By Tracy
Further to John’s comments on Anzac Day... I’ve been reading a memoir by the late A. D. Hope (b. 1907), in which he recounts the following story:
“One day I was sitting on a bench in Machattie Park in Bathurst when a man sat down beside me and got into conversation mainly about the war in the desert. His unit was moving north towards Damascus in the final stages of the campaign, he said, and had camped in the sand not far from a small village where there was water. In the morning it was found that a very popular officer had been robbed in the night and was lying in his tent with his throat cut. Sentries had been posted but had not noticed the intruder whose trail in the sand clearly led from the tent and back towards the village. ‘When the body was brought out,’ he said, ‘we all stopped work. Nobody said a word but we all armed ourselves and went in a body to the village, surrounded it, set fire to the houses and shot everybody who came out of the flames.’ ‘Women and children too?’ I asked. He nodded. ‘Weren’t you punished for it?’ ‘No,’ he said. ‘That was the kind of war it was. Anyway a few days later we joined the main army and not long after we were in Damascus.’ ‘I can hardly believe that Australian soldiers would do such a thing,’ I said. ‘Well it happened,’ he said...”
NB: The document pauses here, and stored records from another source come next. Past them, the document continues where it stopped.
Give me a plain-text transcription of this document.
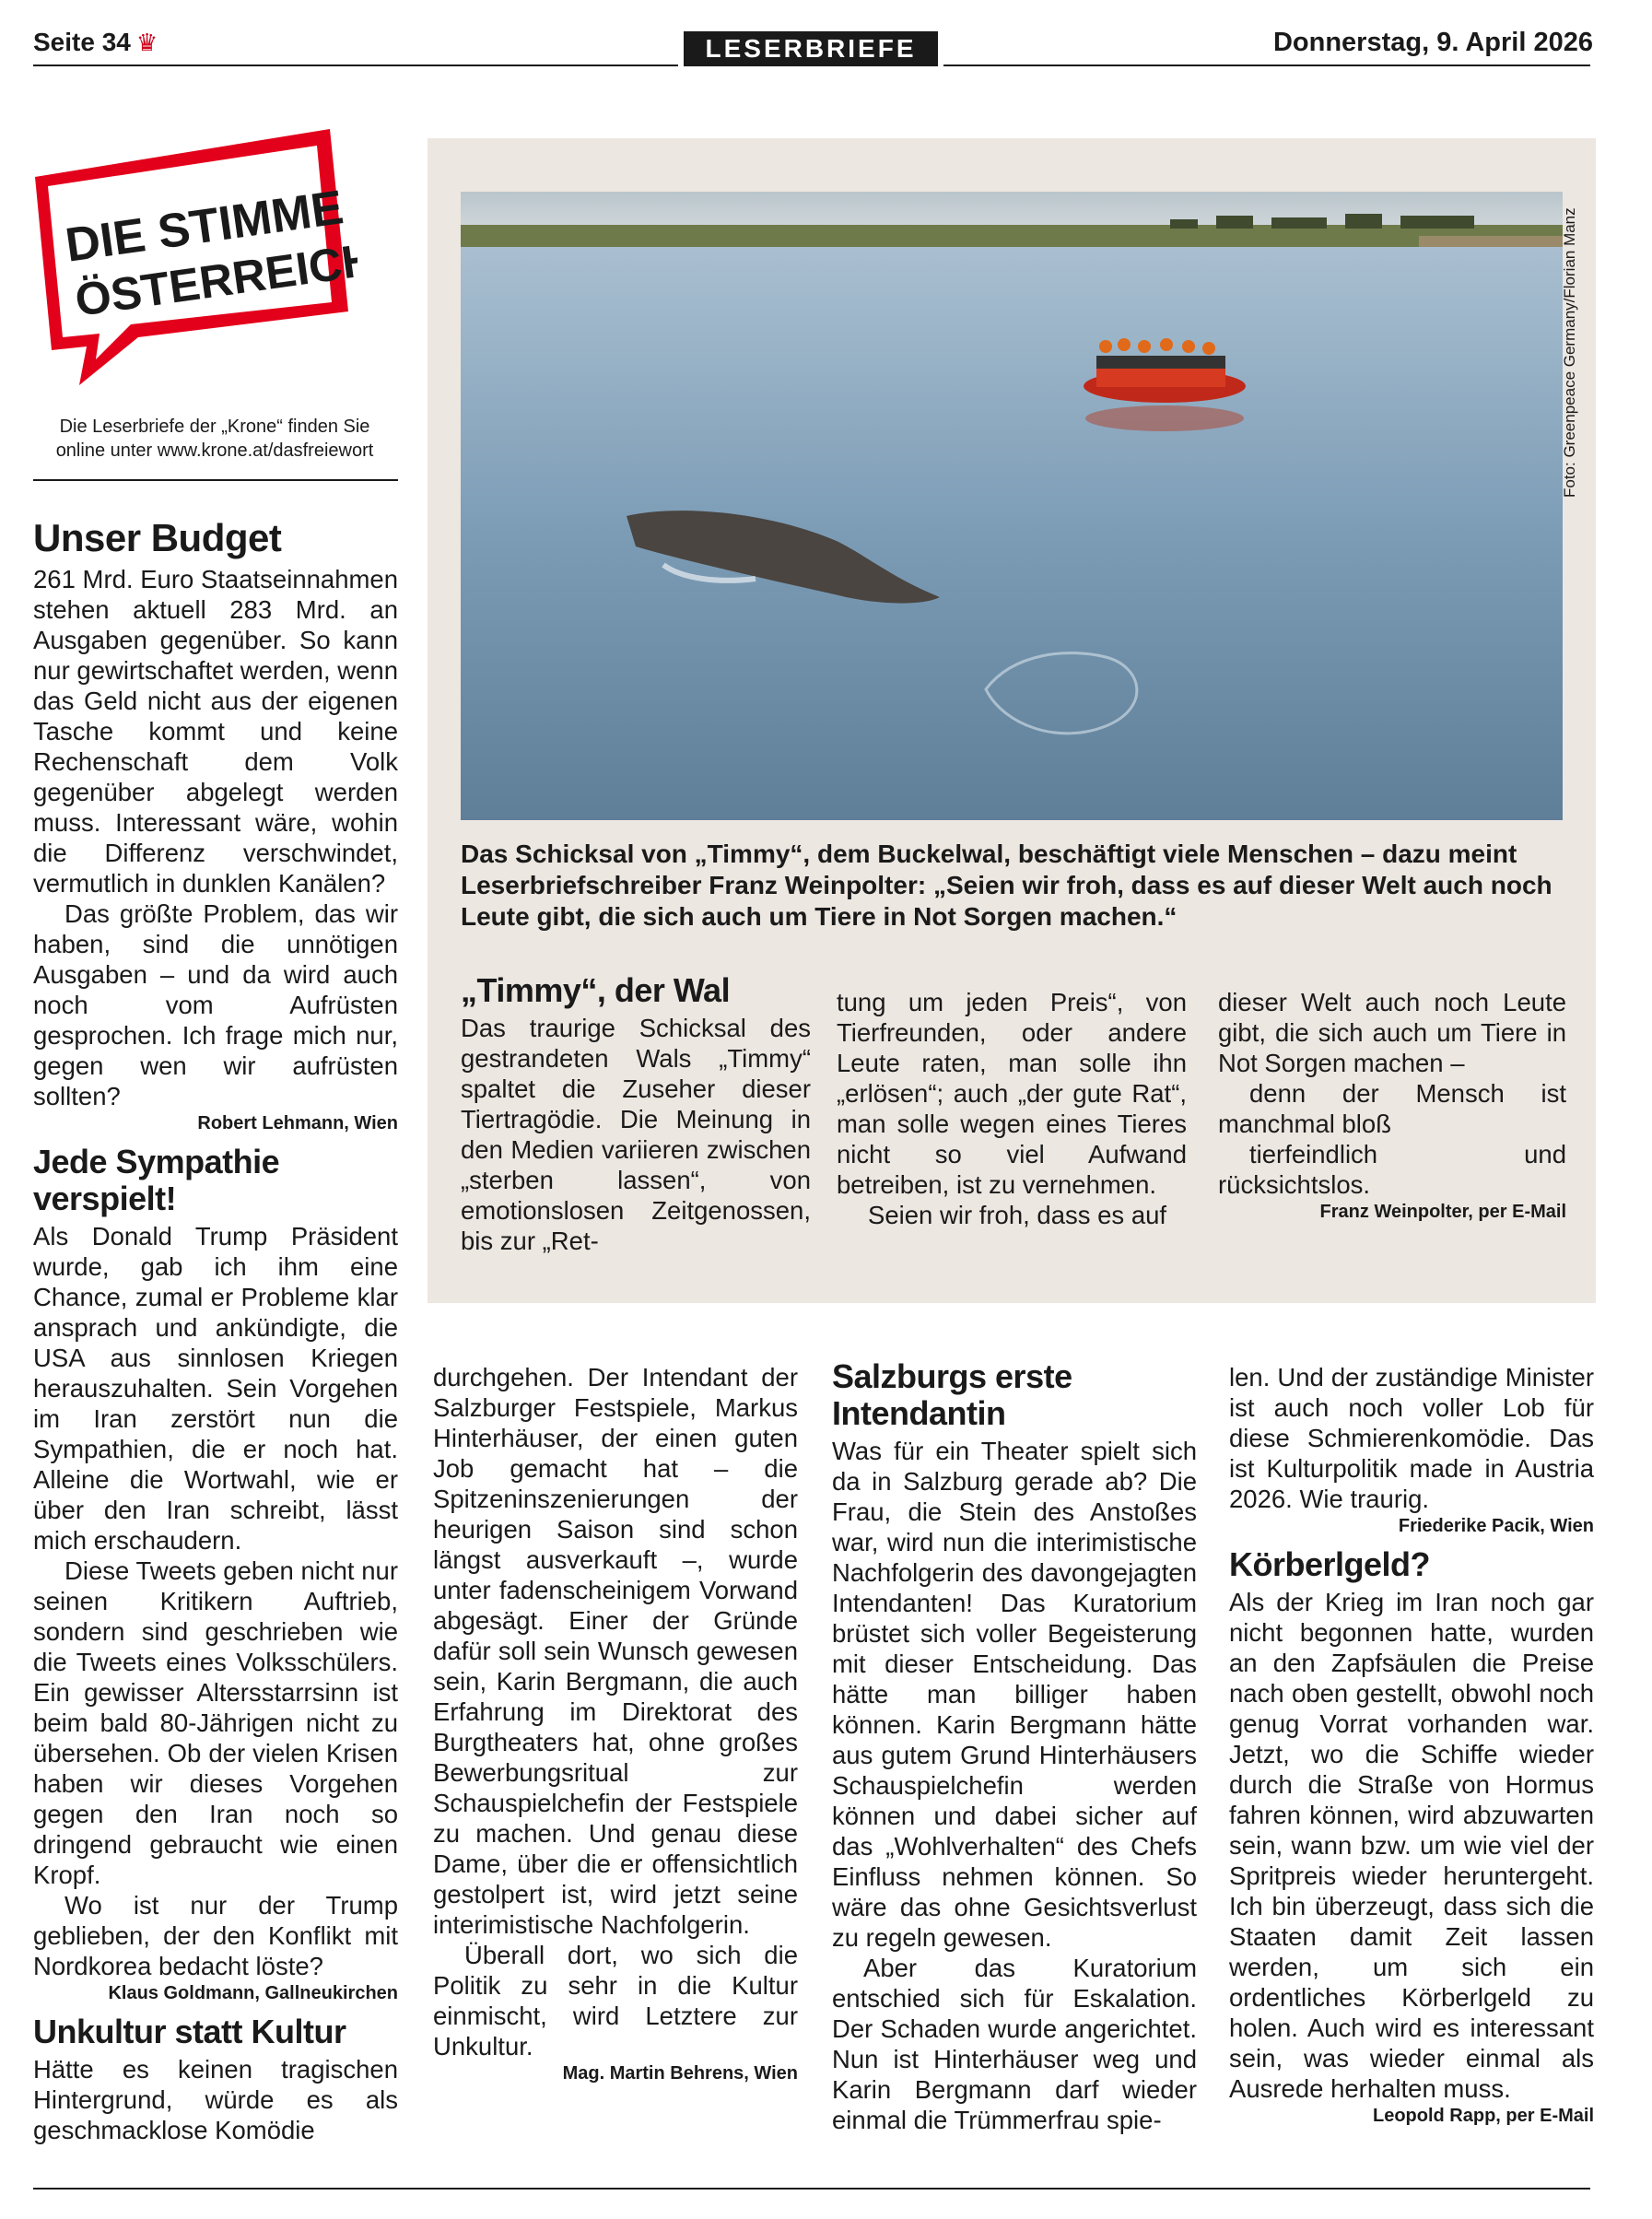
Seite 34 ♛	LESERBRIEFE	Donnerstag, 9. April 2026
DIE STIMME
ÖSTERREICHS
Die Leserbriefe der „Krone“ finden Sie
online unter www.krone.at/dasfreiewort
Unser Budget

261 Mrd. Euro Staatseinnahmen stehen aktuell 283 Mrd. an Ausgaben gegenüber. So kann nur gewirtschaftet werden, wenn das Geld nicht aus der eigenen Tasche kommt und keine Rechenschaft dem Volk gegenüber abgelegt werden muss. Interessant wäre, wohin die Differenz verschwindet, vermutlich in dunklen Kanälen?

Das größte Problem, das wir haben, sind die unnötigen Ausgaben – und da wird auch noch vom Aufrüsten gesprochen. Ich frage mich nur, gegen wen wir aufrüsten sollten?

Robert Lehmann, Wien
Jede Sympathie
verspielt!

Als Donald Trump Präsident wurde, gab ich ihm eine Chance, zumal er Probleme klar ansprach und ankündigte, die USA aus sinnlosen Kriegen herauszuhalten. Sein Vorgehen im Iran zerstört nun die Sympathien, die er noch hat. Alleine die Wortwahl, wie er über den Iran schreibt, lässt mich erschaudern.

Diese Tweets geben nicht nur seinen Kritikern Auftrieb, sondern sind geschrieben wie die Tweets eines Volksschülers. Ein gewisser Altersstarrsinn ist beim bald 80-Jährigen nicht zu übersehen. Ob der vielen Krisen haben wir dieses Vorgehen gegen den Iran noch so dringend gebraucht wie einen Kropf.

Wo ist nur der Trump geblieben, der den Konflikt mit Nordkorea bedacht löste?

Klaus Goldmann, Gallneukirchen
Unkultur statt Kultur

Hätte es keinen tragischen Hintergrund, würde es als geschmacklose Komödie

Foto: Greenpeace Germany/Florian Manz
Das Schicksal von „Timmy“, dem Buckelwal, beschäftigt viele Menschen – dazu meint Leserbriefschreiber Franz Weinpolter: „Seien wir froh, dass es auf dieser Welt auch noch Leute gibt, die sich auch um Tiere in Not Sorgen machen.“
„Timmy“, der Wal

Das traurige Schicksal des gestrandeten Wals „Timmy“ spaltet die Zuseher dieser Tiertragödie. Die Meinung in den Medien variieren zwischen „sterben lassen“, von emotionslosen Zeitgenossen, bis zur „Ret-

tung um jeden Preis“, von Tierfreunden, oder andere Leute raten, man solle ihn „erlösen“; auch „der gute Rat“, man solle wegen eines Tieres nicht so viel Aufwand betreiben, ist zu vernehmen.

Seien wir froh, dass es auf

dieser Welt auch noch Leute gibt, die sich auch um Tiere in Not Sorgen machen –

denn der Mensch ist manchmal bloß

tierfeindlich und rücksichtslos.

Franz Weinpolter, per E-Mail

durchgehen. Der Intendant der Salzburger Festspiele, Markus Hinterhäuser, der einen guten Job gemacht hat – die Spitzeninszenierungen der heurigen Saison sind schon längst ausverkauft –, wurde unter fadenscheinigem Vorwand abgesägt. Einer der Gründe dafür soll sein Wunsch gewesen sein, Karin Bergmann, die auch Erfahrung im Direktorat des Burgtheaters hat, ohne großes Bewerbungsritual zur Schauspielchefin der Festspiele zu machen. Und genau diese Dame, über die er offensichtlich gestolpert ist, wird jetzt seine interimistische Nachfolgerin.

Überall dort, wo sich die Politik zu sehr in die Kultur einmischt, wird Letztere zur Unkultur.

Mag. Martin Behrens, Wien
Salzburgs erste
Intendantin

Was für ein Theater spielt sich da in Salzburg gerade ab? Die Frau, die Stein des Anstoßes war, wird nun die interimistische Nachfolgerin des davongejagten Intendanten! Das Kuratorium brüstet sich voller Begeisterung mit dieser Entscheidung. Das hätte man billiger haben können. Karin Bergmann hätte aus gutem Grund Hinterhäusers Schauspielchefin werden können und dabei sicher auf das „Wohlverhalten“ des Chefs Einfluss nehmen können. So wäre das ohne Gesichtsverlust zu regeln gewesen.

Aber das Kuratorium entschied sich für Eskalation. Der Schaden wurde angerichtet. Nun ist Hinterhäuser weg und Karin Bergmann darf wieder einmal die Trümmerfrau spie-

len. Und der zuständige Minister ist auch noch voller Lob für diese Schmierenkomödie. Das ist Kulturpolitik made in Austria 2026. Wie traurig.

Friederike Pacik, Wien
Körberlgeld?

Als der Krieg im Iran noch gar nicht begonnen hatte, wurden an den Zapfsäulen die Preise nach oben gestellt, obwohl noch genug Vorrat vorhanden war. Jetzt, wo die Schiffe wieder durch die Straße von Hormus fahren können, wird abzuwarten sein, wann bzw. um wie viel der Spritpreis wieder heruntergeht. Ich bin überzeugt, dass sich die Staaten damit Zeit lassen werden, um sich ein ordentliches Körberlgeld zu holen. Auch wird es interessant sein, was wieder einmal als Ausrede herhalten muss.

Leopold Rapp, per E-Mail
The sad thing is that people think any side, on any war, is any different. That’s what war is.
(Quote is taken from A. D. Hope, Chance Encounters, Melbourne University Press, 1992, pp. 38-39.
2 comments:
Absolutely. Couldn't agree more. It's just a filthy game with no winners.
I have to admit to similar feelings each year when our primary and infants students are told to stand in silence and reflect on the brutality of war, but be proud at the same time that their grandfathers killed and died in their name.
Sure, we need to remember the fallen who fought for our nation, but certain problematic aspects really leave a bitter taste.